Country Reports

Uruguay Country Report



Trips to the South American nation of Uruguay (population 3.4 million), located between the two giants of Argentina and Brazil, can generally be expected to proceed smoothly.


Violent crime is rare and rates have been on the decline in recent years. However, petty theft (pickpocketing, purse-snatching) is common in urban areas, including the capital Montevideo - notably areas where tourists flock such as the Old City, and in the city's poorer neighborhoods (Casabo, Cerro Norte, Casavalle, Borro, Marconi, 40 Semanas, and Hipodromo). The same is also the case in the summer in popular tourist destinations, such as Punta del Este and Colonia del Sacramento.

Criminals are sometimes armed; if confronted, obey all instructions and never attempt to resist.


Flooding is relatively common in Uruguay, particularly along rivers and in coastal areas, and can occur year-round. Weather forecasts and alerts are published on the website of the Uruguayan Meteorological Institute

There is also a risk of wildfires in the summer (approximately December to March).


Strikes and demonstrations occur on a relatively regular basis, particularly in the capital. The majority of demonstrations remain nonviolent but minor clashes do occasionally occur. Demonstrators sometimes erect roadblocks in and around cities as well as on major highways, leading to transportation disruptions.

As in many countries, the frequency and intensity of demonstrations tend to increase during electoral periods. The next presidential and legislative elections will be held in October 2019.


Although road conditions are generally good, Uruguay nonetheless suffers from high rates of road accidents due to unsafe driving habits.

Metered taxis, car services ("remises"), public buses, and Uber are all generally safe. However, when taking a taxi it is advisable to call for one in advance or pick one up at a taxi stand instead of hailing one on the street to ensure the taxi is from a reputable company.

For long-distance travel, the country is served by a network of high-quality coach buses and ferries.

Uruguay has a zero tolerance policy regarding drinking and driving.


Health conditions are generally good throughout the country. Regardless, all travelers are advised to sign up for comprehensive travel medical insurance.

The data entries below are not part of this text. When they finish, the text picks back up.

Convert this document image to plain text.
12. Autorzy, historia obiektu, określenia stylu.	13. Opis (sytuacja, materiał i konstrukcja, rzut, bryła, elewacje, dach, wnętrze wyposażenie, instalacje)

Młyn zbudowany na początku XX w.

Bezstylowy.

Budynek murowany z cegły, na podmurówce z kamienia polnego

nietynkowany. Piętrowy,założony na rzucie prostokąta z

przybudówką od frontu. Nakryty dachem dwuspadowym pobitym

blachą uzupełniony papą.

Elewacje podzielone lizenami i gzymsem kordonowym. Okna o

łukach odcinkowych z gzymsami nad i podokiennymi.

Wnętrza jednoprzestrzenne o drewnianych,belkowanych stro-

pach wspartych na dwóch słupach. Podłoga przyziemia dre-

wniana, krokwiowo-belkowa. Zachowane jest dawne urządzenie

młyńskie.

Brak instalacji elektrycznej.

Tap water is safe to drink.

Outbreaks of the mosquito-borne disease dengue fever occasionally occur, most recently in 2016 when 1300 cases were reported. However, no cases were reported in 2017 (as of November).

Epizootic rabies is present. The main line of defense against rabies is to avoid contact with both domestic and wild animals (notably street dogs). If you are scratched or bitten, seek medical attention as soon as possible.


Uruguay has a temperate climate with mild winters (10°C to 16°C) and hot summers (21°C to 28°C). The country receives rain throughout the year.